The Spark

the Voice of
The Communist League of Revolutionary Workers–Internationalist

“The emancipation of the working class will only be achieved by the working class itself.”
— Karl Marx

EDITORIAL
Bush’s Dirty War against the People of Iraq—Not in Our Name, nor with Our Blood

Nov 25, 2002

The countdown to war against Iraq has begun. Iraq was given 30 days to provide a complete list of all its "weapons of mass destruction" and 76 more days in which it must prove to the inspectors it has no such weapons.

Bush says that if, during those 106 days, Iraq violates the U.N. resolution, he will have the U.N.‘s blessing for going to war on Iraq.

Who is to decide whether or not Iraq has violated the resolution? Why, Bush himself! And Bush has already declared that Iraq is "in substantial violation" of the resolution. According to Bush, Iraq fired missiles at U.S. planes that were "patrolling" the so-called "no-fly zone." This "no-fly zone" is nothing but the airspace over almost one half of Iraq, which the U.S. has declared it has the right to enter–and has regularly entered during the last 11 years, often to carry out bombing missions over all of Iraq.

Kofi Annan, head of the U.N., says that Bush’s interpretation of the U.N. resolution is wrong, that Iraq did not violate it. But, as we well know, it’s not Kofi Annan nor the rest of the U.N. that controls the murderous U.S. war machine. It’s Bush, and behind him the permanent U.S. state apparatus. And they go by the old capitalist philosophy, "Might Makes Right."In fact, all this talk about the U.N. resolution and inspections is only just that–talk. The war against Iraq is already going on, having never stopped. Since the official "end" of the Gulf War in 1991, about a million and a half people have fallen victim. And the victims of this U.S. war on Iraq have been overwhelmingly civilians; almost a million of the dead were children.

That isn’t to say that things can’t get worse for the people of Iraq. Today, the U.S. is preparing to carry on a much more murderous offensive against them. There are already a quarter of a million U.S. troops stationed around Iraq, with more on the way, as well as a vast fleet of planes, equipped with, and already using, some of the most advanced "weapons of mass destruction."Don’t tell us this war is about Saddam Hussein. He is a vicious dictator, his hands awash with blood. But this didn’t prevent the U.S. from arming him and providing him with intelligence when it used him to carry out a long and bloody war against Iran, which claimed a million dead. Nor did this prevent the U.S. from handing him his army back after the Gulf War, when it used him to put down revolts of the Kurds in the north of Iraq and the Shiites in the south. It did nothing to interfere with him until after the revolts, which threatened to spread out and engulf the whole region, had been completely crushed.

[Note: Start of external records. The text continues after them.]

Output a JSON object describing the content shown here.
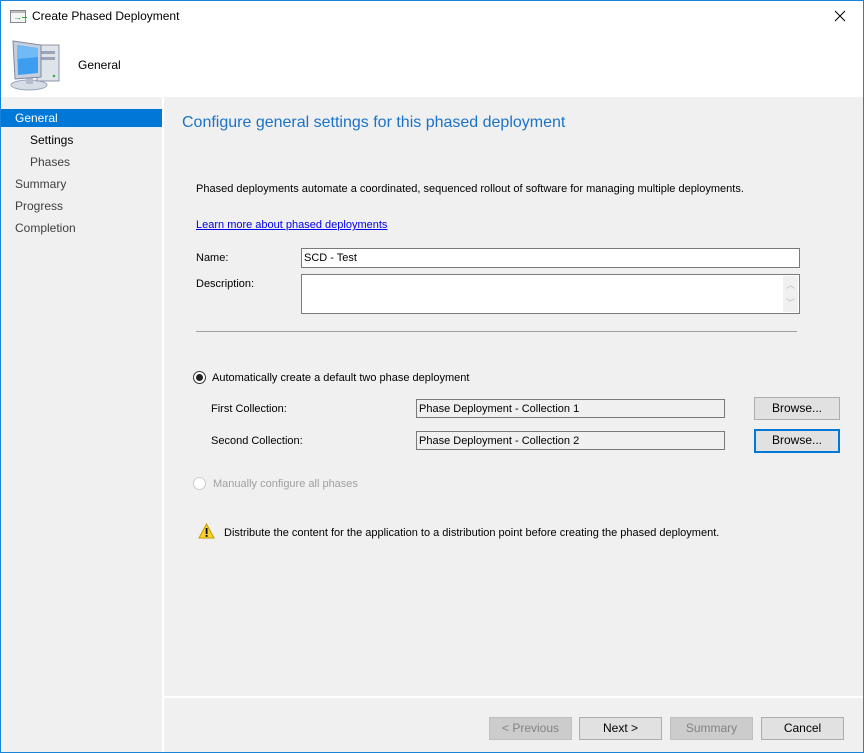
{
  "window": {
    "title": "Create Phased Deployment",
    "title_icon": "wizard-window-icon",
    "close_icon": "close-icon"
  },
  "header": {
    "icon": "computer-icon",
    "title": "General"
  },
  "sidebar": {
    "items": [
      {
        "label": "General",
        "level": 0,
        "state": "selected"
      },
      {
        "label": "Settings",
        "level": 1,
        "state": "current"
      },
      {
        "label": "Phases",
        "level": 1,
        "state": "normal"
      },
      {
        "label": "Summary",
        "level": 0,
        "state": "normal"
      },
      {
        "label": "Progress",
        "level": 0,
        "state": "normal"
      },
      {
        "label": "Completion",
        "level": 0,
        "state": "normal"
      }
    ]
  },
  "main": {
    "title": "Configure general settings for this phased deployment",
    "intro": "Phased deployments automate a coordinated, sequenced rollout of software for managing multiple deployments.",
    "learn_more_link": "Learn more about phased deployments",
    "name_label": "Name:",
    "name_value": "SCD - Test",
    "description_label": "Description:",
    "description_value": "",
    "option_auto": {
      "label": "Automatically create a default two phase deployment",
      "checked": true,
      "enabled": true
    },
    "first_collection_label": "First Collection:",
    "first_collection_value": "Phase Deployment - Collection 1",
    "second_collection_label": "Second Collection:",
    "second_collection_value": "Phase Deployment - Collection 2",
    "browse_label": "Browse...",
    "option_manual": {
      "label": "Manually configure all phases",
      "checked": false,
      "enabled": false
    },
    "warning_icon": "warning-icon",
    "warning_text": "Distribute the content for the application to a distribution point before creating the phased deployment."
  },
  "footer": {
    "previous_label": "< Previous",
    "next_label": "Next >",
    "summary_label": "Summary",
    "cancel_label": "Cancel"
  },
  "colors": {
    "accent": "#0078d7",
    "title_blue": "#1a73c8",
    "link": "#0000ee",
    "window_border": "#1883d7",
    "panel_bg": "#f0f0f0"
  }
}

Leaving Saddam Hussein in place after the end of the Gulf War was not a "mistake" of U.S. policy. That was U.S. foreign policy in all its naked, disgusting reality.

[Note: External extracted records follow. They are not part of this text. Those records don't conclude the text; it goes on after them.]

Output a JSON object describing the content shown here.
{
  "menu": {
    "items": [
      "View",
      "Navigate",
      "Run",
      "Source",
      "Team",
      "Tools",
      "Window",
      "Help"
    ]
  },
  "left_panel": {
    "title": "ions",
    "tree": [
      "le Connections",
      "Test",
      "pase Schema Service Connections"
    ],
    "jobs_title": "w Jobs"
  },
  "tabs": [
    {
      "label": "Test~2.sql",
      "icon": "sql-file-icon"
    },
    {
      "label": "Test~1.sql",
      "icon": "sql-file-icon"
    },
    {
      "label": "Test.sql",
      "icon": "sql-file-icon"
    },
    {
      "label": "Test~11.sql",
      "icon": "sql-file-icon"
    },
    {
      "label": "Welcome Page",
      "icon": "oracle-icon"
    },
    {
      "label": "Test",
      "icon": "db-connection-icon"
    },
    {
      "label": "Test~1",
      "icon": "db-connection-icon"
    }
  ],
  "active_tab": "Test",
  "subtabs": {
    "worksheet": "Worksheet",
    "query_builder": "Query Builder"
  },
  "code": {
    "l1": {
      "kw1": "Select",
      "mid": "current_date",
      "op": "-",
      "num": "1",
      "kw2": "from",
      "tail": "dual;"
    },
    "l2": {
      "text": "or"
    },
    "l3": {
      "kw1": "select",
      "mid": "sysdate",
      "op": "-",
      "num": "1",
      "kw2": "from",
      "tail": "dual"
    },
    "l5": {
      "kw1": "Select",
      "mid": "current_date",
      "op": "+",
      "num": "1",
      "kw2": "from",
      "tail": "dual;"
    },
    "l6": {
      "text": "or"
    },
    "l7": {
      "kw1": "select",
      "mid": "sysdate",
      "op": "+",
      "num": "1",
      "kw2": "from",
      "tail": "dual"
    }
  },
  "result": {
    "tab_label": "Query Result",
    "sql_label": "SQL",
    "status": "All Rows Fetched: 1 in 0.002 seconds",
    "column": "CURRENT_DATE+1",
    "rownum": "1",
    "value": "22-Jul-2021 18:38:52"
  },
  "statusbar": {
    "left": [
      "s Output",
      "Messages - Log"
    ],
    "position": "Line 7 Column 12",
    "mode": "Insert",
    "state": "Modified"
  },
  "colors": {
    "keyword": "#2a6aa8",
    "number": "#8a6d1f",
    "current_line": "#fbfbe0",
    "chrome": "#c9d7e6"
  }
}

But times have changed. And the U.S. has another policy today, equally disgusting. Needing to draw attention away from its powerlessness to prevent terrorism on its own soil, the Bush administration seeks to make an example of its power by destroying other countries and other peoples. First, there was Afghanistan, but that war isn’t going as well as Bush once claimed–so now there is Iraq.

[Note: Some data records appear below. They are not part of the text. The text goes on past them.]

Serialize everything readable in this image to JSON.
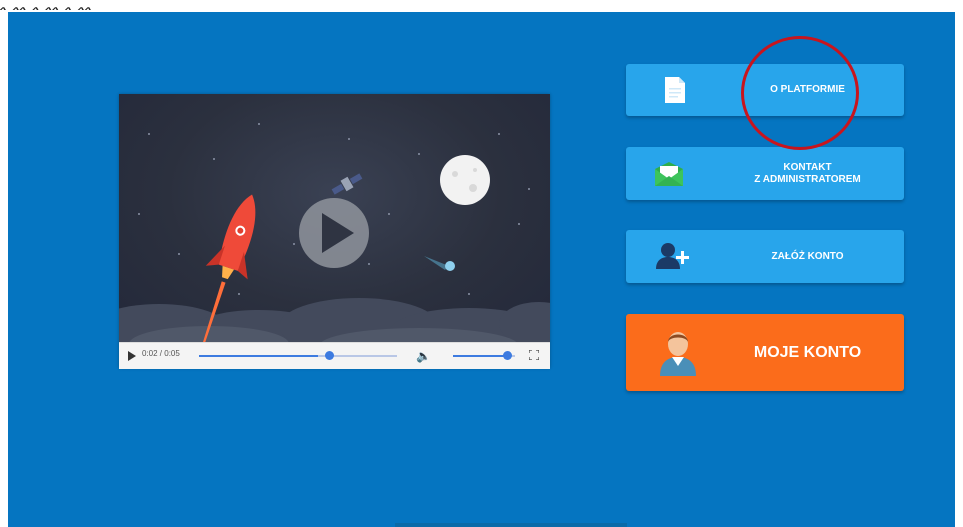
{
  "video": {
    "time": "0:02 / 0:05",
    "progress": 0.6,
    "volume": 0.9
  },
  "buttons": {
    "about": "O PLATFORMIE",
    "contact": "KONTAKT\nZ ADMINISTRATOREM",
    "register": "ZAŁÓŻ KONTO",
    "account": "MOJE KONTO"
  },
  "colors": {
    "background": "#0575c1",
    "button_blue": "#28a5eb",
    "button_orange": "#fb6c1b",
    "highlight": "#c8151e"
  },
  "icons": {
    "about": "document-icon",
    "contact": "envelope-icon",
    "register": "add-user-icon",
    "account": "user-avatar-icon",
    "play": "play-icon",
    "volume": "volume-icon",
    "fullscreen": "fullscreen-icon"
  }
}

Bush himself has personal reasons to push to a new war–diverting attention away from the vast quagmire of corruption in which his administration has already been shown to be engaged. It’s not a coincidence that Bush suddenly turned attention to Iraq last July–just when Bush’s own crooked dealings were coming to light and when it seemed possible that either Vice-president Cheney or Secretary of the Army White–or both–might be indicted. Not to mention all the oil interests that all of these people have–which make control over Iraq look very inviting to them.

It is from this dirty, filthy swamp of corruption that Bush today asks us to go to war against another people.

NO! This war is NOT our war. We have no reason to shed one drop of blood in defense of Bush or his oil companies. Not one drop of blood for corporations that require wars so they can go on draining wealth from other countries, while imposing slave-labor conditions on the workers they employ in their sweatshops around the globe.

Don’t let Bush and the other crooks carry out their war in our name.